图1是本申请一实施例中基于对抗网络的电子病历筛查方法的一应用环境示意图;FIG. 1 is a schematic diagram of an application environment of an electronic medical record screening method based on a confrontation network in an embodiment of the present application;
图2是本申请一实施例中基于对抗网络的电子病历筛查方法的一流程示意图;2 is a schematic flowchart of a method for screening electronic medical records based on a confrontation network in an embodiment of the present application;
图3是本申请一实施例中基于对抗网络的电子病历筛查方法的一流程示意图;FIG. 3 is a schematic flowchart of an electronic medical record screening method based on a confrontation network in an embodiment of the present application;
图4是本申请一实施例中基于对抗网络的电子病历筛查方法的一流程示意图;FIG. 4 is a schematic flowchart of an electronic medical record screening method based on a confrontation network in an embodiment of the present application;
图5是本申请一实施例中基于对抗网络的电子病历筛查方法的一流程示意图;FIG. 5 is a schematic flowchart of a method for screening electronic medical records based on a confrontation network in an embodiment of the present application;
图6是本申请一实施例中基于对抗网络的电子病历筛查方法的一流程示意图;FIG. 6 is a schematic flowchart of a method for screening electronic medical records based on a confrontation network in an embodiment of the present application;
图7是本申请一实施例中基于对抗网络的电子病历筛查方法的一流程示意图;FIG. 7 is a schematic flowchart of an electronic medical record screening method based on a confrontation network in an embodiment of the present application;
图8是本申请一实施例中基于对抗网络的电子病历筛查装置的一结构示意图;FIG. 8 is a schematic structural diagram of an electronic medical record screening device based on a confrontation network in an embodiment of the present application;
图9是本申请一实施例中计算机设备的一示意图。Fig. 9 is a schematic diagram of a computer device in an embodiment of the present application.
具体实施方式Detailed ways
下面将结合本申请实施例中的附图,对本申请实施例中的技术方案进行清楚、完整地描述,显然,所描述的实施例是本申请一部分实施例,而不是全部的实施例。基于本申请中的实施例,本领域普通技术人员在没有作出创造性劳动前提下所获得的所有其他实施例,都属于本申请保护的范围。

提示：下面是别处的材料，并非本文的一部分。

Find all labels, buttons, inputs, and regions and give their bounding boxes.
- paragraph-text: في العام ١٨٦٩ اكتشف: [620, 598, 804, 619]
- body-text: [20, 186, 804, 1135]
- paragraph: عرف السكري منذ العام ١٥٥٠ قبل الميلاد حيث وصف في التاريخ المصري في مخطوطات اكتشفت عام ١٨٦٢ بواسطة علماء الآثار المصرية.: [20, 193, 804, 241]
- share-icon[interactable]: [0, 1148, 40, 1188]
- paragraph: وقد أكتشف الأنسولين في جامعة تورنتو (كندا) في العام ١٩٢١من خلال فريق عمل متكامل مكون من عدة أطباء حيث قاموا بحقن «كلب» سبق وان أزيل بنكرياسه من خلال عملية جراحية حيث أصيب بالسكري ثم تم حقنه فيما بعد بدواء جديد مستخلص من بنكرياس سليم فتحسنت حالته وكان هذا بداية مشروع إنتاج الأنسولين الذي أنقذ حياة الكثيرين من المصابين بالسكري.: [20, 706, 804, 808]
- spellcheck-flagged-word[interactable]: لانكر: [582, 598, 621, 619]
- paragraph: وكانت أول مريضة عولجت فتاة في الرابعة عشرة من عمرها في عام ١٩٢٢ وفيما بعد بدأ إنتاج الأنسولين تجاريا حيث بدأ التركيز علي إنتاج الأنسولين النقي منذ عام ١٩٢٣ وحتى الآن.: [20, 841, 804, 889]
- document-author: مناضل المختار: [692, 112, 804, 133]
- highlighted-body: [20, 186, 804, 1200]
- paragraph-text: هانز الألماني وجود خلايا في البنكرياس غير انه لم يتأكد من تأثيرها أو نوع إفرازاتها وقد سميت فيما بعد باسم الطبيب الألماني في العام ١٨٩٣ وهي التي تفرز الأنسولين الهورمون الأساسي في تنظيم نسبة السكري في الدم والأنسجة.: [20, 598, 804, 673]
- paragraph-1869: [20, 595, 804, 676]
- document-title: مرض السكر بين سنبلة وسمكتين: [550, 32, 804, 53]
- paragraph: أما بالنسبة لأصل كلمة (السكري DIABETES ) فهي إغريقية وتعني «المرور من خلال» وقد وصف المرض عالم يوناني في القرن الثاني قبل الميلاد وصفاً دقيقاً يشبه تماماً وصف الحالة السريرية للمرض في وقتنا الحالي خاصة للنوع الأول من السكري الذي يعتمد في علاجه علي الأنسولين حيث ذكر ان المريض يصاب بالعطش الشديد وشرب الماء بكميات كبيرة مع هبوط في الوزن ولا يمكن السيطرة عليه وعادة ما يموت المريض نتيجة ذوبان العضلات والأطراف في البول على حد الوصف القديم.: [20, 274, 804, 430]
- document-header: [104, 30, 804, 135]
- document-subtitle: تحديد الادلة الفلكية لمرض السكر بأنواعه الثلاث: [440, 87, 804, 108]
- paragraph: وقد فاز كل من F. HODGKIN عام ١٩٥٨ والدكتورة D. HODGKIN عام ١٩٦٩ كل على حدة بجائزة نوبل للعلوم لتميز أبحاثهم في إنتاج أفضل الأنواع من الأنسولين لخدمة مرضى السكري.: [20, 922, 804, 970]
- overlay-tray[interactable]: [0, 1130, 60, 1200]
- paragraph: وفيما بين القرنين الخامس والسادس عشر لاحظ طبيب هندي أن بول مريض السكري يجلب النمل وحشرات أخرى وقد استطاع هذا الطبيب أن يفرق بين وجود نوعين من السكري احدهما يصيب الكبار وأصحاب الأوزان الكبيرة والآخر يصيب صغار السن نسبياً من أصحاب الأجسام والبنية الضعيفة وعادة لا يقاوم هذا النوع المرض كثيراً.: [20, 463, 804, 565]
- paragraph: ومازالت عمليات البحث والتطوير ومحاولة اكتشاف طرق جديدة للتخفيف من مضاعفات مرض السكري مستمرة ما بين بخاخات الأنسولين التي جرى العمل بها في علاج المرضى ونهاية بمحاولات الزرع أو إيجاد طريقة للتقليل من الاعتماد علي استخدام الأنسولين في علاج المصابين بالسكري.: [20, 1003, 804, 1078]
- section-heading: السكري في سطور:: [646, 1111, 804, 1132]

The technical solutions in the embodiments of the present application will be described clearly and completely in conjunction with the accompanying drawings in the embodiments of the present application. Obviously, the described embodiments are part of the embodiments of the present application, rather than all of them. Based on the embodiments in this application, all other embodiments obtained by those of ordinary skill in the art without creative work shall fall within the protection scope of this application.
本实施例提供的基于对抗网络的电子病历筛查方法,可应用在如图1的应用环境中,其中,客户端与服务端进行通信。其中,客户端包括但不限于各种个人计算机、笔记本电脑、智能手机、平板电脑和便携式可穿戴设备。服务端可以用独立的服务器或者是多个服务器组成的服务器集群来实现。The electronic medical record screening method based on the confrontation network provided in this embodiment can be applied in the application environment as shown in FIG. 1, in which the client communicates with the server. Among them, the client includes, but is not limited to, various personal computers, notebook computers, smart phones, tablet computers, and portable wearable devices. The server can be implemented with an independent server or a server cluster composed of multiple servers.
在一实施例中,如图2所示,提供一种基于对抗网络的电子病历筛查方法,以该方法应用在图1中的服务端为例进行说明,包括如下步骤:In one embodiment, as shown in FIG. 2, a method for screening electronic medical records based on a confrontation network is provided. The method is applied to the server in FIG. 1 as an example for description, including the following steps:
S10、通过第一生成器生成模拟误诊数据。S10. Generate simulated misdiagnosis data through the first generator.
本实施例中,第一生成器指的是经对抗生成网络(Generative Adversarial Network,GAN)训练后获得模拟生成器,用于生成模拟误诊数据。第一生成器可以生成大量接近真实的模拟误诊数据,确保初始综合判别器有足够多的误诊训练数据,以提高对误诊数据的判别能力。模拟误诊数据是病历数据的一种,指的是存在误诊问题的病历。In this embodiment, the first generator refers to a simulation generator obtained after training by a Generative Adversarial Network (GAN), and is used to generate simulated misdiagnosis data. The first generator can generate a large amount of simulated misdiagnosis data close to the real, ensuring that the initial comprehensive discriminator has enough misdiagnosis training data to improve the ability to discriminate misdiagnosed data. Simulated misdiagnosis data is a type of medical record data, which refers to medical records that have misdiagnosis problems.
S20、通过第二生成器生成模拟漏诊数据。S20: Generate simulated missed diagnosis data through the second generator.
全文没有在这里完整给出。